Leave-Multiple-Out Informal Benchmarking
Understanding the Behavior of Informal Benchmarking for Multivariate Confounding
N.T. Borodjiev (TU Delft - Electrical Engineering, Mathematics and Computer Science)
M. Havelka – Mentor (TU Delft - Electrical Engineering, Mathematics and Computer Science)
J.H. Krijthe – Mentor (TU Delft - Electrical Engineering, Mathematics and Computer Science)

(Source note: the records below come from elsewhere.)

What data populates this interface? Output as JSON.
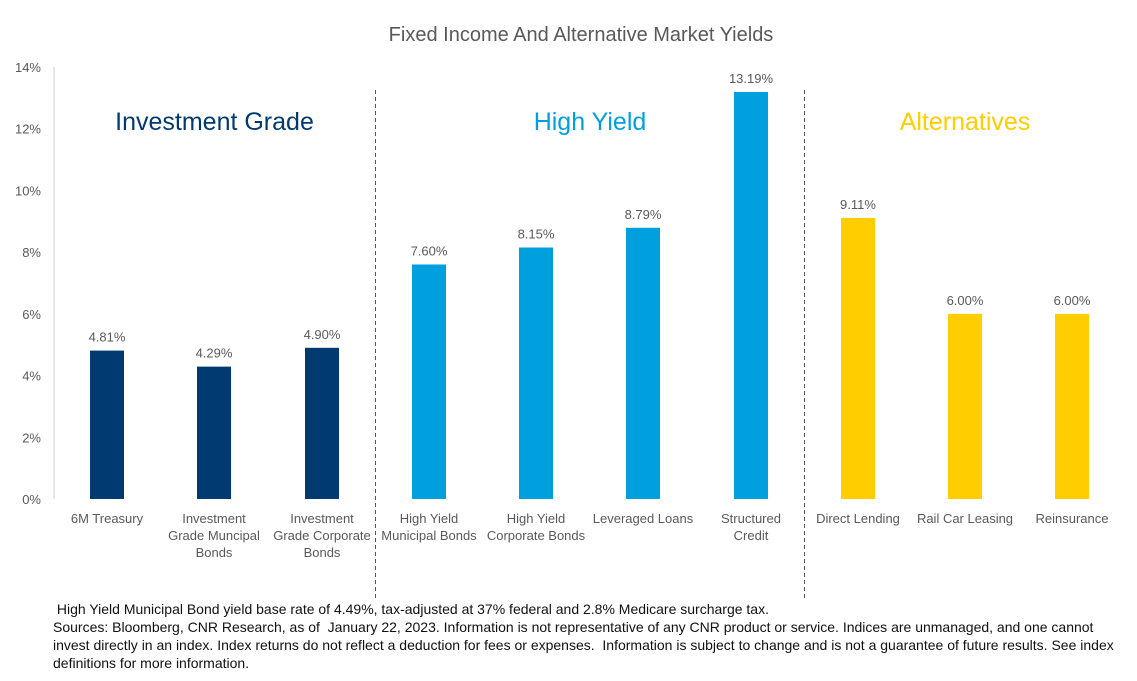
{
  "chart_data": {
    "type": "bar",
    "title": "Fixed Income And Alternative Market Yields",
    "ylim": [
      0,
      14
    ],
    "yticks": [
      "0%",
      "2%",
      "4%",
      "6%",
      "8%",
      "10%",
      "12%",
      "14%"
    ],
    "yticks_values": [
      0,
      2,
      4,
      6,
      8,
      10,
      12,
      14
    ],
    "grid": false,
    "categories": [
      [
        "6M Treasury"
      ],
      [
        "Investment",
        "Grade Muncipal",
        "Bonds"
      ],
      [
        "Investment",
        "Grade Corporate",
        "Bonds"
      ],
      [
        "High Yield",
        "Municipal Bonds"
      ],
      [
        "High Yield",
        "Corporate Bonds"
      ],
      [
        "Leveraged Loans"
      ],
      [
        "Structured",
        "Credit"
      ],
      [
        "Direct Lending"
      ],
      [
        "Rail Car Leasing"
      ],
      [
        "Reinsurance"
      ]
    ],
    "values": [
      4.81,
      4.29,
      4.9,
      7.6,
      8.15,
      8.79,
      13.19,
      9.11,
      6.0,
      6.0
    ],
    "data_labels": [
      "4.81%",
      "4.29%",
      "4.90%",
      "7.60%",
      "8.15%",
      "8.79%",
      "13.19%",
      "9.11%",
      "6.00%",
      "6.00%"
    ],
    "groups": [
      {
        "name": "Investment Grade",
        "color": "#003A70",
        "indices": [
          0,
          1,
          2
        ]
      },
      {
        "name": "High Yield",
        "color": "#00A0DF",
        "indices": [
          3,
          4,
          5,
          6
        ]
      },
      {
        "name": "Alternatives",
        "color": "#FFCD00",
        "indices": [
          7,
          8,
          9
        ]
      }
    ]
  },
  "footnote": {
    "line1": " High Yield Municipal Bond yield base rate of 4.49%, tax-adjusted at 37% federal and 2.8% Medicare surcharge tax.",
    "line2": "Sources: Bloomberg, CNR Research, as of  January 22, 2023. Information is not representative of any CNR product or service. Indices are unmanaged, and one cannot invest directly in an index. Index returns do not reflect a deduction for fees or expenses.  Information is subject to change and is not a guarantee of future results. See index definitions for more information."
  }
}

A. Anand – Graduation committee member (TU Delft - Electrical Engineering, Mathematics and Computer Science)
More Info
expand_more
Other than for strictly personal use, it is not permitted to download, forward or distribute the text or part of it, without the consent of the author(s) and/or copyright holder(s), unless the work is under an open content license such as Creative Commons.
Abstract
Informal benchmarking is a popular approach for calibrating sensitivity bounds for hidden confounding by treating observed covariates as if they were unobserved. While leave-one-out (LOO) benchmarking removes a single covariate, leave-multiple-out (LMO) benchmarking removes sets of covariates to approximate multidimensional confounding. In this study, we examine whether LMO benchmarking recovers the confounding strength as the number of features dropped increases. Using a synthetic dataset with bounded covariates and known confounding structure, we compare empirical bounds with an Oracle-like benchmark and the true theoretical value. The theoretical bound increases monotonically as more covariates are omitted, but the empirical LMO bound does not follow this pattern - it plateaus and then declines. The experiments show that this behavior is not explained by estimation error alone. Rather, it is a consequence of informal benchmarking being restricted by the given sample: large bounds are obtained from individuals with certain covariate values. This issue becomes more important as larger subsets are omitted, because the strongest theoretical benchmarks depend on increasingly specific patterns in the omitted covariates. As a result, LMO benchmarking may be more reliable for small omitted subsets, but should be interpreted with increasing caution for larger ones. We conclude that LMO informal benchmarking results should be read as sample-realized benchmarks rather than as the maximum confounding strength possible over the full covariate space.